This past weekend, Heather Hogan posted a thought-provoking piece to AfterEllen, which prompted me to reflect on conversations I’ve been having about sexuality in/and fandom. Hogan’s piece, but to an even greater extent, the comments on it, helped me to articulate some of the reasons I am protective of my corner of fandom on LJ/DW, because the conversations I’m able to have there, especially when it comes to emotional questions like character hate, are so much more satisfying than those I encounter in the greater blogosphere, academic and popular media-oriented (in which category I would include AfterEllen). When it comes to these intimate questions about media representations of queer lives, especially the character arcs of out queer characters in long-arc television series, I find a fannish vocabulary to be absolutely fundamental to the conversation.
I should, before I say anything else on this subject, admit that I actively avoid industry-connected conversations about series with open canons. One of the more revealing comments on Hogan’s piece admonished AfterEllen’s mission as one of “sucking up to” those in industry, including writers, producers, and actors, because it is owned by Logo, and thus explicitly exists to serve its interests. (Of course, LJ is not free from serving corporate interests, but its fannish content is less explicitly connected to these.) In any case, when I read this comment on AfterEllen, I breathed a sigh of relief, remembering how grateful I am for fandom’s generally accepted etiquette when it comes to a relationship to the industry — particularly in my recent experiences with RPF, I’ve seen how seriously this is taken, but also more generally, there is an enforced and productive distance between fan activities and the creators of sourcetexts, bridged only at specific moments for specific purposes, when desires converge. This is not the case for AfterEllen, or, perhaps not unrelatedly, for the academy (although the academy has a self-deprecating tendency to assume that no one of much importance would be interested, anyway), and therefore, these venues’ critical rhetoric inevitably takes a different shape from the fannish.

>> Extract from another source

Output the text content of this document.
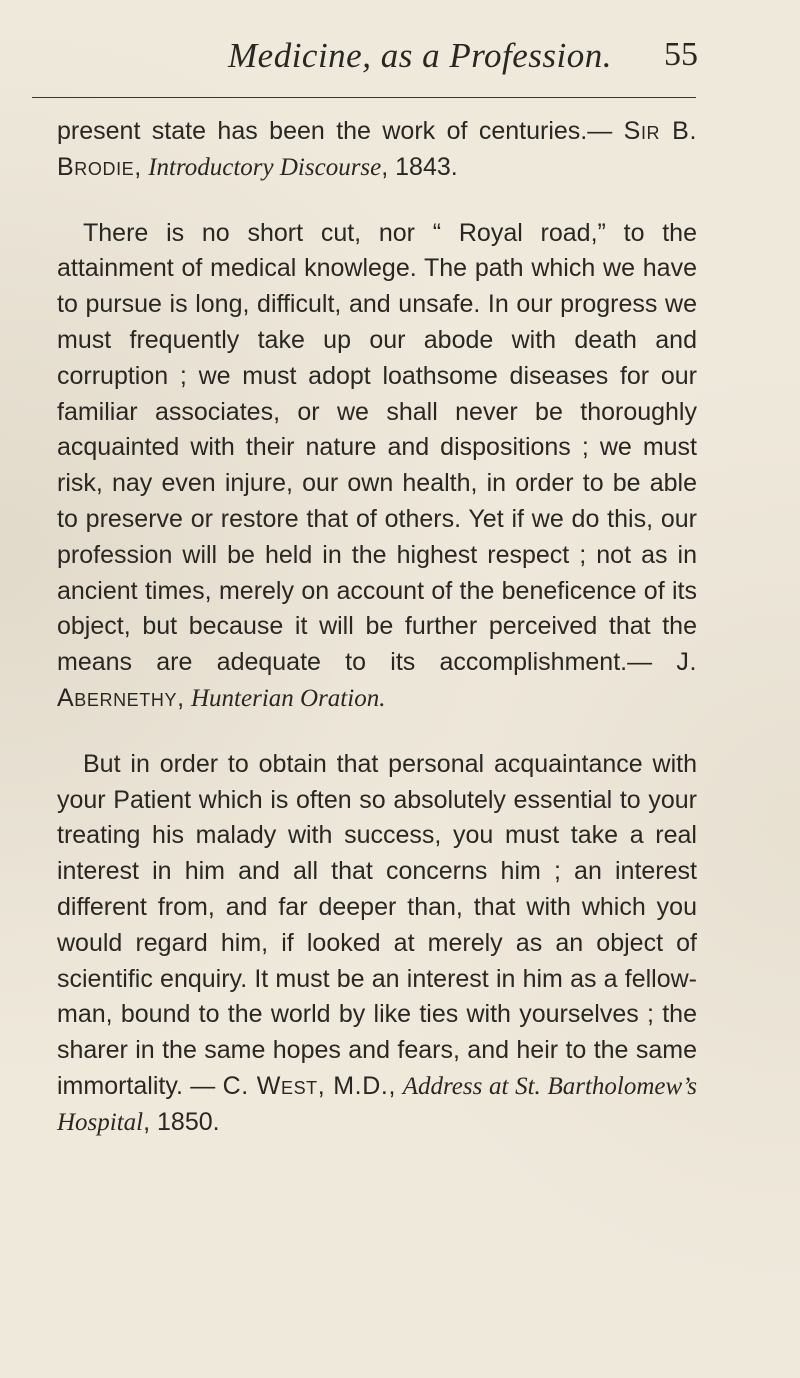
Medicine, as a Profession. 55

present state has been the work of centuries.— Sir B. Brodie, Introductory Discourse, 1843.

There is no short cut, nor “ Royal road,” to the attainment of medical knowlege. The path which we have to pursue is long, difficult, and unsafe. In our progress we must frequently take up our abode with death and corruption ; we must adopt loathsome diseases for our familiar associates, or we shall never be thoroughly acquainted with their nature and dispositions ; we must risk, nay even injure, our own health, in order to be able to preserve or restore that of others. Yet if we do this, our profession will be held in the highest respect ; not as in ancient times, merely on account of the beneficence of its object, but because it will be further perceived that the means are adequate to its accomplishment.— J. Abernethy, Hunterian Oration.

But in order to obtain that personal acquaintance with your Patient which is often so absolutely essential to your treating his malady with success, you must take a real interest in him and all that concerns him ; an interest different from, and far deeper than, that with which you would regard him, if looked at merely as an object of scientific enquiry. It must be an interest in him as a fellow-man, bound to the world by like ties with yourselves ; the sharer in the same hopes and fears, and heir to the same immortality. — C. West, M.D., Address at St. Bartholomew’s Hospital, 1850.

Another caveat: I’m glad that the writers at AfterEllen do what they do, and I think that the space they provide for lesbians, bisexuals, and other queer and questioning women (I can’t speak to their record on trans inclusivity, but it’s important to talk about), is incredibly valuable. I admire their interest in actively following as many media franchises as they do, keeping ever-vigilant about the representation of queer identity, sexuality, and experience. This work is very different from the work I most admire in fandom, but the two share much in the way of critical stakes. To put it as plainly as possible, while acknowledging that I’m surely missing a lot of context, what AfterEllen does is critique queer representations as they happen, making sure to take note when established stereotypes have been uncritically put into play, speaking on behalf of an invested queer female audience that longs for complex representations of queer women’s lives in narratives across media. Fandom, as such, does not have this explicit investment. However, (and any kind of statement on fandom as a whole is bound to be controversial, so bear with me), fandom does have a complementary investment in using the most intriguing available sourcetexts from narratives across media to generate critical analysis and artful, transformational fanworks. Because of this investment, fandom is, I think, well-equipped to offer a different angle on the question posed by Hogan’s title, about why we hate on certain fictional characters, and the storyworlds that give them life.
This answer entails a shift in focus best described by Henry Jenkins in Textual Poachers: “Fandom celebrates not exceptional texts but rather exceptional readings.” (291) In other words, fandom sees criticism (whether it takes the form of meta, fic, art, vids, whatever) as an active part of the meaning-making process which begins in the sourcetext, and this speaks to the heart of this emotional question about hatred, or, as we might call it, character bashing. Of course, that term is significant (particularly here, where it speaks sharply to other histories of bashing), because it reveals a space where fandom has a somewhat better-established distinction between sourcetext and analysis than non-explicitly fannish media analysis: character bashing is distinct from writer-bashing (although both persist, sadly, in a variety of fandoms), and both of these terms can be strategically deployed or wholeheartedly rejected in favor of the fanwork-creation response mode. In this mode, fanworks can give queer characters the love they deserve, while remaining critical of the under-thought adherence to stereotypes on the part of the writers, which soured our initial readings of the sourcetext.
What I see in fandom, and fandom alone (well, perhaps also in academic feminist and queer criticism, see for example the inimitable Sara Ahmed’s literary analysis in The Promise of Happiness), is an insistence on breathing life into characters insufficiently realized in-story due to an unfortunate fusion of marginal social location and the ignorance of the writers. However, it’s an approach not easily incorporated into more mainstream critical practices. Which isn’t necessarily a bad thing, of course — just another reason I’m glad I have a place to go when I want to channel my nerdrage productively.